Ah, but is his arm strong enough?

Supposedly, that was one of the reasons that separated him from the five first-rounders. But Trask threw 69 touchdown passes for Florida against just 15 interceptions. "I'm confident I can play on any stage," Trask said.

"I think that I’ve showed on film that I can make every throw on the field," Trask said. "I don’t think arm strength is necessarily a huge weakness of mine, but of course I’m always looking to get better. I’m always trying to get bigger, faster, stronger, but I think I have plenty of arm strength to make all the throws there are to make in the NFL.”

Said Arians: "He has more than enough (arm). He's throws dimes down the saline. He can make every throw he wants. We’re really excited about having him."

Arians said the Bucs talked about taking Trask in the first round.

"There’s a lot to like about him," said general manager Jason Licht. "He’s a big kid.
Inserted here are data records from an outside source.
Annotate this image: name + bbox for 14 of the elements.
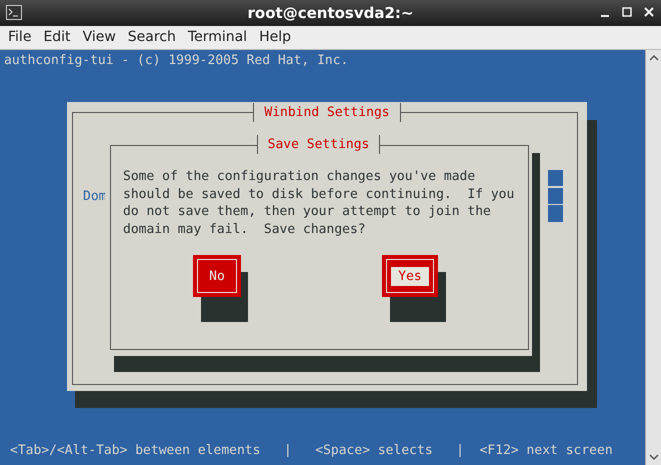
- dialog-title: Winbind Settings: [253, 103, 401, 122]
- dialog-message: Some of the configuration changes you've made should be saved to disk before continuing. If you do not save them, then your attempt to join the domain may fail. Save changes?: [123, 168, 514, 238]
- menu-item[interactable]: Edit: [39, 27, 75, 48]
- terminal-header: authconfig-tui - (c) 1999-2005 Red Hat, Inc.: [4, 53, 348, 68]
- dialog-button[interactable]: No: [197, 259, 237, 293]
- dialog-title: Save Settings: [256, 135, 380, 154]
- menu-item[interactable]: Help: [255, 27, 295, 48]
- status-line: <Tab>/<Alt-Tab> between elements | <Space> selects | <F12> next screen: [10, 443, 613, 458]
- dialog-button[interactable]: Yes: [386, 259, 434, 293]
- window-title: root@centosvda2:~: [248, 2, 414, 24]
- menu-item[interactable]: File: [4, 27, 36, 48]
- menu-item[interactable]: Terminal: [184, 27, 252, 48]
- menu-item[interactable]: Search: [124, 27, 180, 48]
- menu-item[interactable]: View: [78, 27, 120, 48]
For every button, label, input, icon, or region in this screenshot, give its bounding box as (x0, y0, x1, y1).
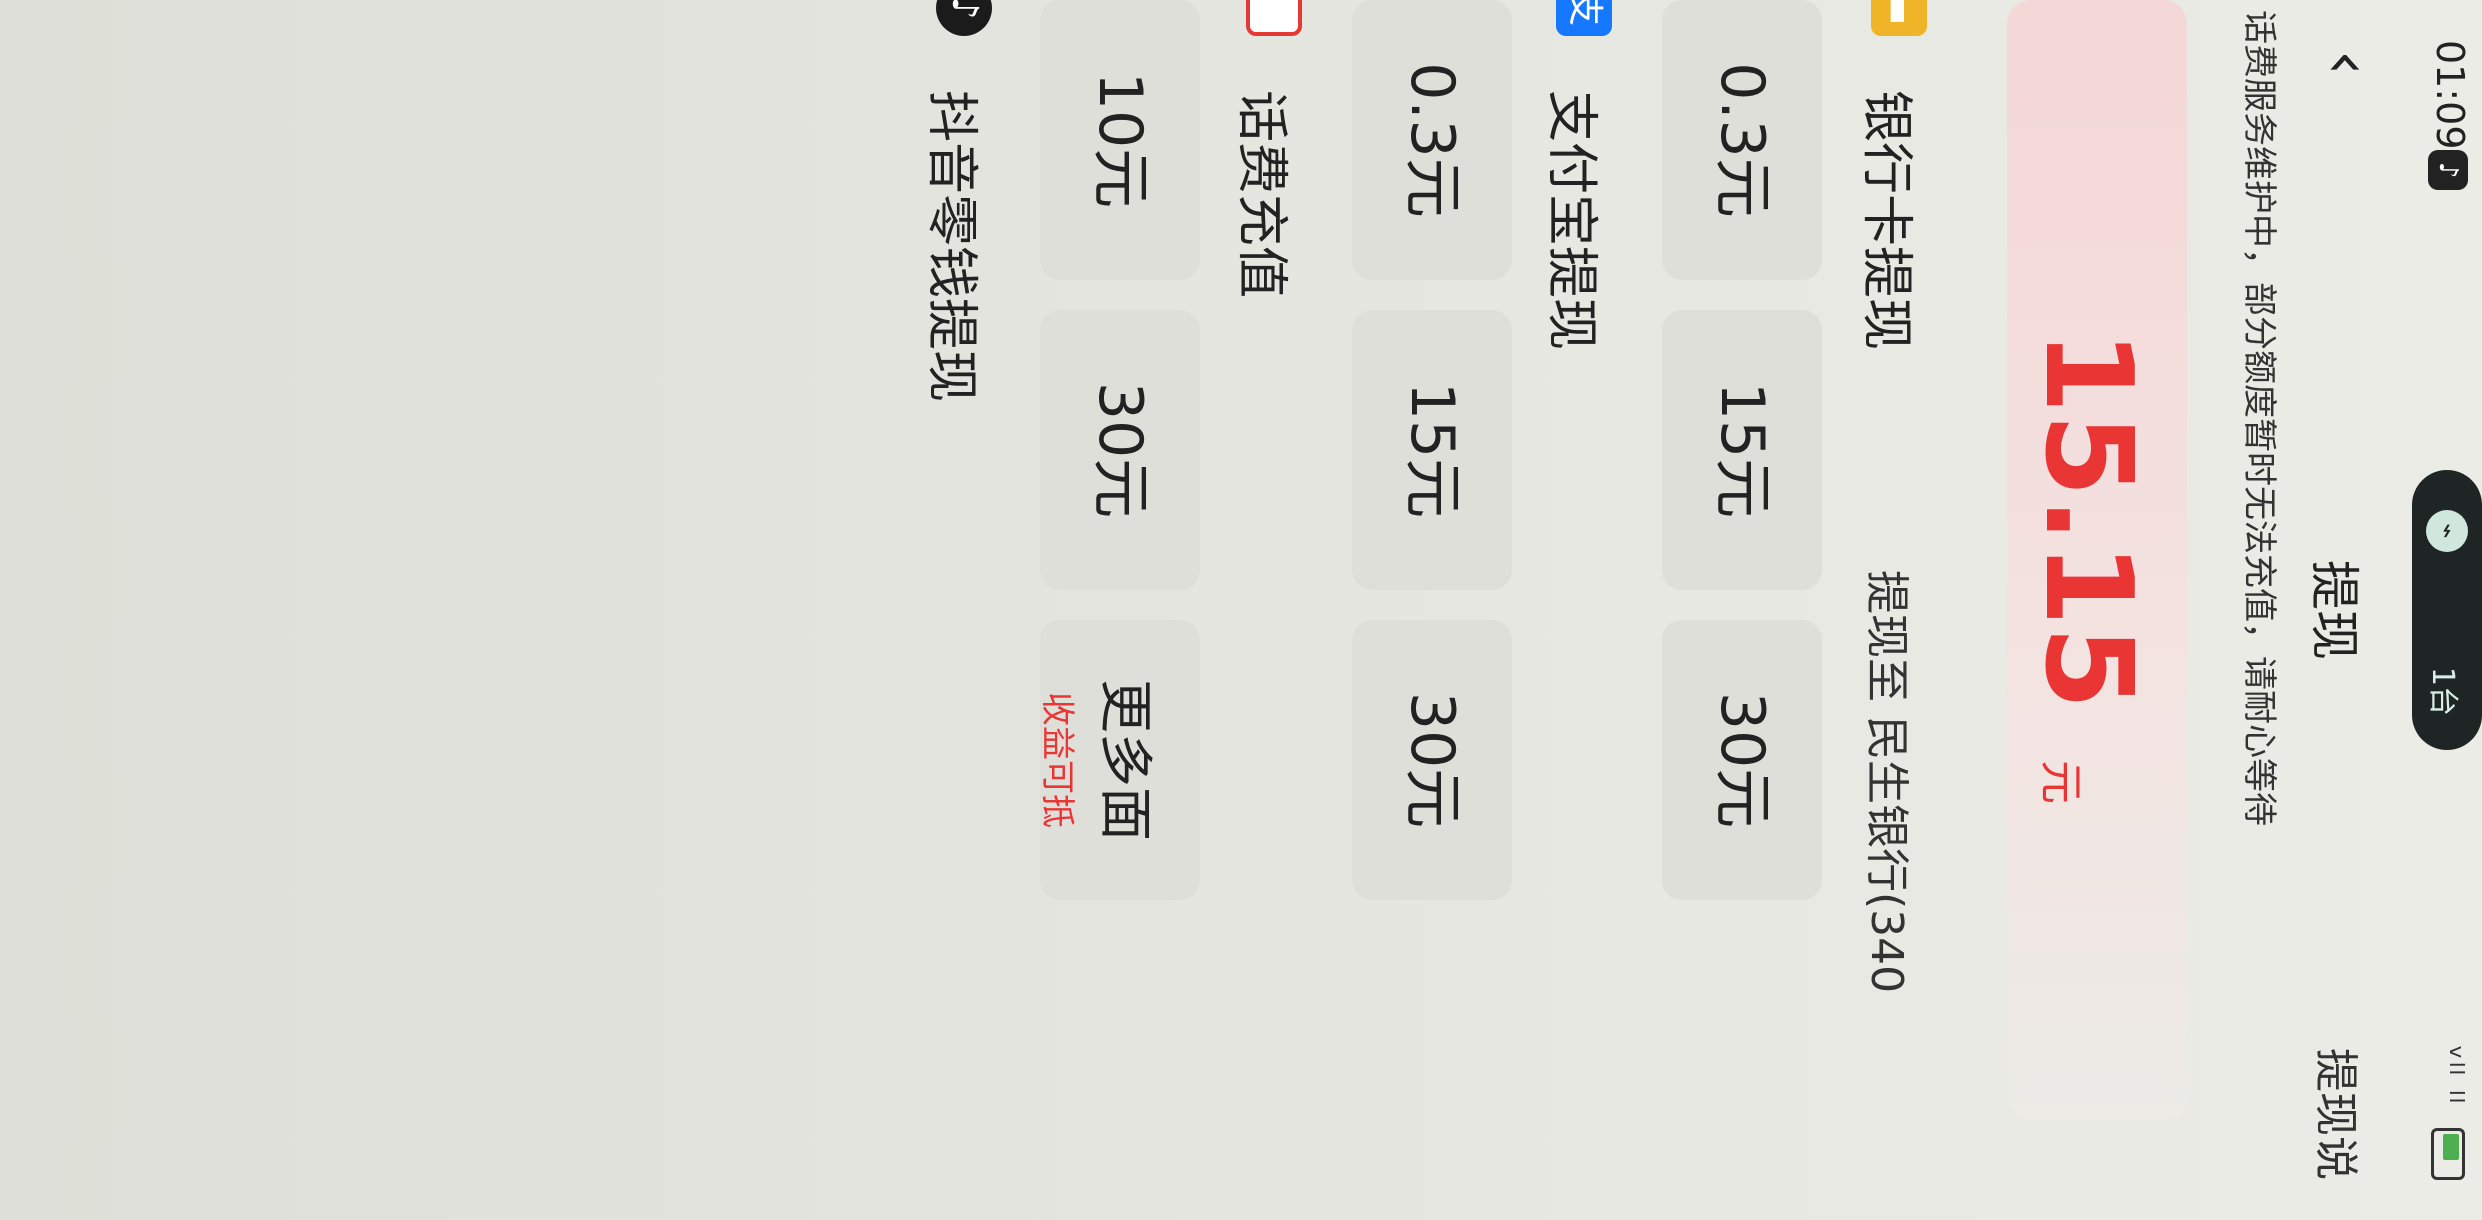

Tough, smart, a great teammate, a great leader, plenty of arm talent, touch, great proecessor. I love his story of perseverance. I looking forward to having him in the building. This is a great place for a quarterback to come and be groomed. You’re playing with the G.O.A.T and a great coaching staff."

Trask said he was looking forward to learning from Brady.

"I’m definitely looking forward to it. He was one of my favorite quarterbacks growing up, so to have that opportunity to learn that knowledge from one of the greats is a great opportunity for me. I can’t wait to get this ball rolling for sure.” 

Perhaps sitting a while will help Trask. Jameis Winston started in his first game, and his career here was not a success. Vinny Testaverde started in Week Two. That didn't work out. Trent Dilfer didn't start until week seven. Josh Freeman didn't start until week eight.

So maybe grooming a passer slowly will work out.

Trask said one of his strengths was making decisions and getting the ball out of his hands.

"[I] have that decisiveness to get the ball out of [my] hands and know what to do, and the ability to read defenses," Trask said. "But overall, I think all those things that you listed just come from preparation. I think that is one thing that really helped me excel at the college level is the amount of time and effort I put into my preparation. Whenever I’m out there on Saturdays I was able to know exactly what to do with the ball.”

All 34 of Hainsey's starts in college were at right tackle, but during the Senior Bowl week, he also played guard and tackle well enough to impress the Bucs' coaches that he can be a "four-position" player. That is, every spot on the line but left tackle.

The Bucs, said Arians, will look for speed in today's third day of the draft.